Frankly one can’t sustain success in leadership if you don’t focus on the people you are trying to lead. I think that’s why Tom was so successful as an engineer – he tried to understand problems from the perspective of others. I believe you can credit Tom’s empathy for the creation of our company. He took the time to understand Mr. Jarlsberg’s problem of moving seed bags and came up with a solution that works—Hytrol’s first conveyor, Old No. 1. 

 

Humility

The next hallmark of Tom’s style, which is the one I’ve perhaps come to admire most, is humility. While Tom was supremely bright, talented and skilled, he knew he had limits and didn’t have all the answers. He recognized the need for help and surrounded himself with great people – and then he let them do their jobs. That humility leads to one of the fundamental principles of Hytrol’s business philosophy: we deal through distributors (now integration partners) because they bring skills and talents we don’t have. This produces a better result.

Humility also allowed Tom to do something many business leaders can’t: to recognize when you make mistakes and be courageous enough to fix them.  That’s a lesson I’ve followed many times and one I encourage all of us to model. 

 

Gratitude

The other essential element to Tom’s leadership style is gratitude.  This one really is a complement to, and the other face of, his humility; he was grateful for the blessings that allowed him to succeed despite his limitations.

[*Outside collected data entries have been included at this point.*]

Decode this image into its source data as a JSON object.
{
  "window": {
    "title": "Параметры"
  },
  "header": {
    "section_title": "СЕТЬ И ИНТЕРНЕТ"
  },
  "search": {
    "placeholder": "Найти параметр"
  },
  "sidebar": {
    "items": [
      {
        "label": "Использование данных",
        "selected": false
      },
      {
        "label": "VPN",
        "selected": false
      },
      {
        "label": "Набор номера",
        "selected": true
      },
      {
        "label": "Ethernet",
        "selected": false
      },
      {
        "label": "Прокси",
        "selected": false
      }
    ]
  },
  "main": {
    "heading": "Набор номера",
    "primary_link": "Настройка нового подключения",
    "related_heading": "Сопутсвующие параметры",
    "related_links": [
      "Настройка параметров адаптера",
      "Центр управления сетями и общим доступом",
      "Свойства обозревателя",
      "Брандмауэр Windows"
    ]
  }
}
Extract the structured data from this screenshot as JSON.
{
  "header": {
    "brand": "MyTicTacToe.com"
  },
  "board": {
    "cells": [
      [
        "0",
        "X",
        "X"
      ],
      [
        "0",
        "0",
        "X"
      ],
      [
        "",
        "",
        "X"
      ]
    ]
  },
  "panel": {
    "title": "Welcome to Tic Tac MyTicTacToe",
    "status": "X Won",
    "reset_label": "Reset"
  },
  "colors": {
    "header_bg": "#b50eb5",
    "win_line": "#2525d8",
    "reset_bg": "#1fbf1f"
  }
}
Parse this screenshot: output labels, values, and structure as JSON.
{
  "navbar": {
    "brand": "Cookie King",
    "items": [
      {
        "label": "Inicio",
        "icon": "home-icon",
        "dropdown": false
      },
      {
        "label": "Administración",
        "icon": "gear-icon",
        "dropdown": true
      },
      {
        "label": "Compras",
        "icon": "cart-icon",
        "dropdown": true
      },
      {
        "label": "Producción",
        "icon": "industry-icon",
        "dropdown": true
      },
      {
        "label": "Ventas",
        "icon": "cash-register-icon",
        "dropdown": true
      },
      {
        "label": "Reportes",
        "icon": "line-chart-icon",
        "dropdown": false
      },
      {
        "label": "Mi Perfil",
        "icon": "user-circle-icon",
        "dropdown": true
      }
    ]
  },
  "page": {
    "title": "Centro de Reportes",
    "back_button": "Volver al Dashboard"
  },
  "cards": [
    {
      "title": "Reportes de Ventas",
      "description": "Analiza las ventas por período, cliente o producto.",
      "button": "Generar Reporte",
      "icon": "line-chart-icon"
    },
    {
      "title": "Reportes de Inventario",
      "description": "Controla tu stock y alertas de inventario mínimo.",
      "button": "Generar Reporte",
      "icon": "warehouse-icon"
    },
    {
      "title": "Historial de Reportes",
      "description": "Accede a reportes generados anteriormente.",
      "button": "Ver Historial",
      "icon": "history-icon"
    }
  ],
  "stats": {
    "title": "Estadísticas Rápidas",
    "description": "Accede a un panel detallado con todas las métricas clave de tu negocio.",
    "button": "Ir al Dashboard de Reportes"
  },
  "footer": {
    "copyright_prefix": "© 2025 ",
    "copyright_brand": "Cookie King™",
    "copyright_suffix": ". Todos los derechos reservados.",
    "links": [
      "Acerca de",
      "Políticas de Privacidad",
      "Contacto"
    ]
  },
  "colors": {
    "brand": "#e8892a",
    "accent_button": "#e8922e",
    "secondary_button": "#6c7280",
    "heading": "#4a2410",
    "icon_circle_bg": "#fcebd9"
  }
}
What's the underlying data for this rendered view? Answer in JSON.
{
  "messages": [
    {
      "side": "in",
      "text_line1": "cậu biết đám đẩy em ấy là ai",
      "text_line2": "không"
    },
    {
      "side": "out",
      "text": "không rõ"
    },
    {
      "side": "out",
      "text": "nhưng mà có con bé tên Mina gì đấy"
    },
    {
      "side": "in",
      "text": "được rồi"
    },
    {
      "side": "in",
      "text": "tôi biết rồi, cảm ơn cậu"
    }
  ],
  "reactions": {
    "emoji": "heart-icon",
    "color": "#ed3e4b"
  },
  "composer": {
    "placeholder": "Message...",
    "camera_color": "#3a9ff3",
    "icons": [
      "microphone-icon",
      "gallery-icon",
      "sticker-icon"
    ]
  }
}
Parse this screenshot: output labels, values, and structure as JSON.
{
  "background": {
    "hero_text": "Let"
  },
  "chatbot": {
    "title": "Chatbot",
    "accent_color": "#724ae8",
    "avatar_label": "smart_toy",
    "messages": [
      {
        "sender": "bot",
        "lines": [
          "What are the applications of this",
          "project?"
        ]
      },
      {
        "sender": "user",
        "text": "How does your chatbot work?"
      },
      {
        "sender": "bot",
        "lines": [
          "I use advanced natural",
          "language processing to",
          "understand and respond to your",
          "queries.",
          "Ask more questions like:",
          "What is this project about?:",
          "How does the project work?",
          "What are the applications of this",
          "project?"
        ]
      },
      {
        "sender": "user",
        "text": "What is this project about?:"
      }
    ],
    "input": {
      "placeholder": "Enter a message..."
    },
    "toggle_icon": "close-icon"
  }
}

Gratitude extended to almost every aspect of Tom’s life. For the Hytrol family it is perhaps best exemplified by the annual Christmas gift and party he shared with employees. I heard him speak about this myself– he was grateful for the contributions the employees made to Hytrol’s success and wanted to reward them.

I used the word “blessings” in introducing this topic because Tom started with gratitude for God. That’s why there was a 4th chair at the table and why we still begin meetings at Hytrol with a prayer. Because, like our founder, we are grateful for the blessings of our Lord.     

All of these things crystallized in Tom’s always-present enthusiasm and belief that the future of Hytrol was bright. That conclusion is inescapable if you adopt these characteristics. To take the time to understand others, to recognize the people who are able and willing to help, and to be thankful for what you can do and what others can do to help is a self-reinforcing approach that leads to solutions. And, in the end, that’s exactly what Hytrol does. We’re proud to incorporate some of Tom’s style into our own work and we challenge ourselves every day to carry his legacy into the future.

 
About the author: 
Robert Jones is the Chairman of Hytrol’s Board of Directors and a partner of Waddell, Cole & Jones, P.L.L.C. in Jonesboro, AR.